Grief is a common human experience that isn’t always rational. French writer director Jérémy Clapin takes a cue from Jean Cocteau’s 1950 masterpiece Orphée for Meanwhile on Earth, a modern-day update of the myth that’s strange, poetic and charmingly surreal about how we react to loss in counterintuitive ways. Clapin has been here before, quite literally. Last year’s acclaimed animated feature I Lost My Body was an unexpectedly moving film about a pizza delivery boy whose severed hand goes off in search of the rest of himself. This follow-up is even more oblique, and whether it works or not is very much up to the viewer. The person feeling the loss this time around is Elsa (Megan Northam), who mourns her brother Franck. An astronaut who seems to have disappeared under similar circumstances as David Bowie’s Major Tom in “Space Oddity,” he has like the rest of her family become stuck.
A temporary gig at her mother’s nursing home appears to have taken on permanence, she mopes around their flat drawing bandes dessinées (comic books) that are interrupted by otherworldly and exquisitely rendered pen-and-ink intrusions. Then she hears voices after going out stargazing with her little brother one night. The first one belongs to Franck, who tells her that she needs to put a seed in her ear so she can talk to him yes, really and then Elsa’s brain becomes psychically connected with some sort of cosmic chorus line of alien creatures. They say they’ve now “deactivated” Franck, they explain that if she brings them five human bodies (“No one will ever know we were among you”), she can have him back. At first she balks at this idea but, after being led into some nearby woods by these disembodied voices, its logic starts to sink in.
This turning point involves a chainsaw, blood and so much blood but spirit voices are what truly raise the stakes. Impatient for Franck’s return, they give him a deadline and demand four more hosts. Elsa freaks out, and so does the movie: She grapples with the actual cost of bringing her brother back. Are some lives worth less than others?

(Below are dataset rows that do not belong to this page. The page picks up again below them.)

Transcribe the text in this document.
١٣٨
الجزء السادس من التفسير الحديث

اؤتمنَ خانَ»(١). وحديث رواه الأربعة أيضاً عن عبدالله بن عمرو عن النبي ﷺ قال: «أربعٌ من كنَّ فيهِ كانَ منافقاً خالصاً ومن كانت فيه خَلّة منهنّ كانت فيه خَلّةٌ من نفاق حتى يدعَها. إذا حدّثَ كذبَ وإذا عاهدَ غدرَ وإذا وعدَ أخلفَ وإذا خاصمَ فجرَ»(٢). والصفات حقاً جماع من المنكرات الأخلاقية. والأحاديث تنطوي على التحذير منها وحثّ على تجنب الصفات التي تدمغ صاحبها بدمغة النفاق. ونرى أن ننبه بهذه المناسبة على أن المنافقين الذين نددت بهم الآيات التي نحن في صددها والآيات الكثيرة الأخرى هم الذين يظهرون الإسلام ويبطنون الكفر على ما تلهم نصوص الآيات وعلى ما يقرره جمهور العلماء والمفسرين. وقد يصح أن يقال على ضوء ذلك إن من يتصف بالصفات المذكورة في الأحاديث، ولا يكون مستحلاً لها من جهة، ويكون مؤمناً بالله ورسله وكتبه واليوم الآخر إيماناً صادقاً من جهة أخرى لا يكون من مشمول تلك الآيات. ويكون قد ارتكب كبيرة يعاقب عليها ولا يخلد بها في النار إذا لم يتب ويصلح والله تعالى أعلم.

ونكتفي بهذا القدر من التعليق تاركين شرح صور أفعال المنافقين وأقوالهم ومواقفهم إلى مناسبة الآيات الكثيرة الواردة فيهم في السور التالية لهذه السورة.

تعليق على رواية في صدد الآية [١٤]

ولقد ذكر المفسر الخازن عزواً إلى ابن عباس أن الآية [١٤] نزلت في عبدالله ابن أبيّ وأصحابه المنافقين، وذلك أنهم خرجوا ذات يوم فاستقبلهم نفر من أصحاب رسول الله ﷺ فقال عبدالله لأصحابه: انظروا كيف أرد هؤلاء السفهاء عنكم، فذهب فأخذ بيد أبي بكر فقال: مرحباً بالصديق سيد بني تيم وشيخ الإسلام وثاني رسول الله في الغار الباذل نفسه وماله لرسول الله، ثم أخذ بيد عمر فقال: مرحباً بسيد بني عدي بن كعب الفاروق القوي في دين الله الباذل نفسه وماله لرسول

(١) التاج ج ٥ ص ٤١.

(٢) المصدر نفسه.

It’s a testament to the director that this still plays as serious human drama, Megan Northam has a lot to do with that. Anchoring it all with surface strength and inner fragility, she’s like a brass knuckle Léa Seydoux. But such an audacious blend of emotionally real and downright weird doesn’t always take, and the non-committal ending is kind of a cop-out in that regard. Still, it pays off on a gut level when it comes to pain. Whether any part of this story is objectively “real” or not, its feelings are: planet earth is blue, and there’s nothing we can do.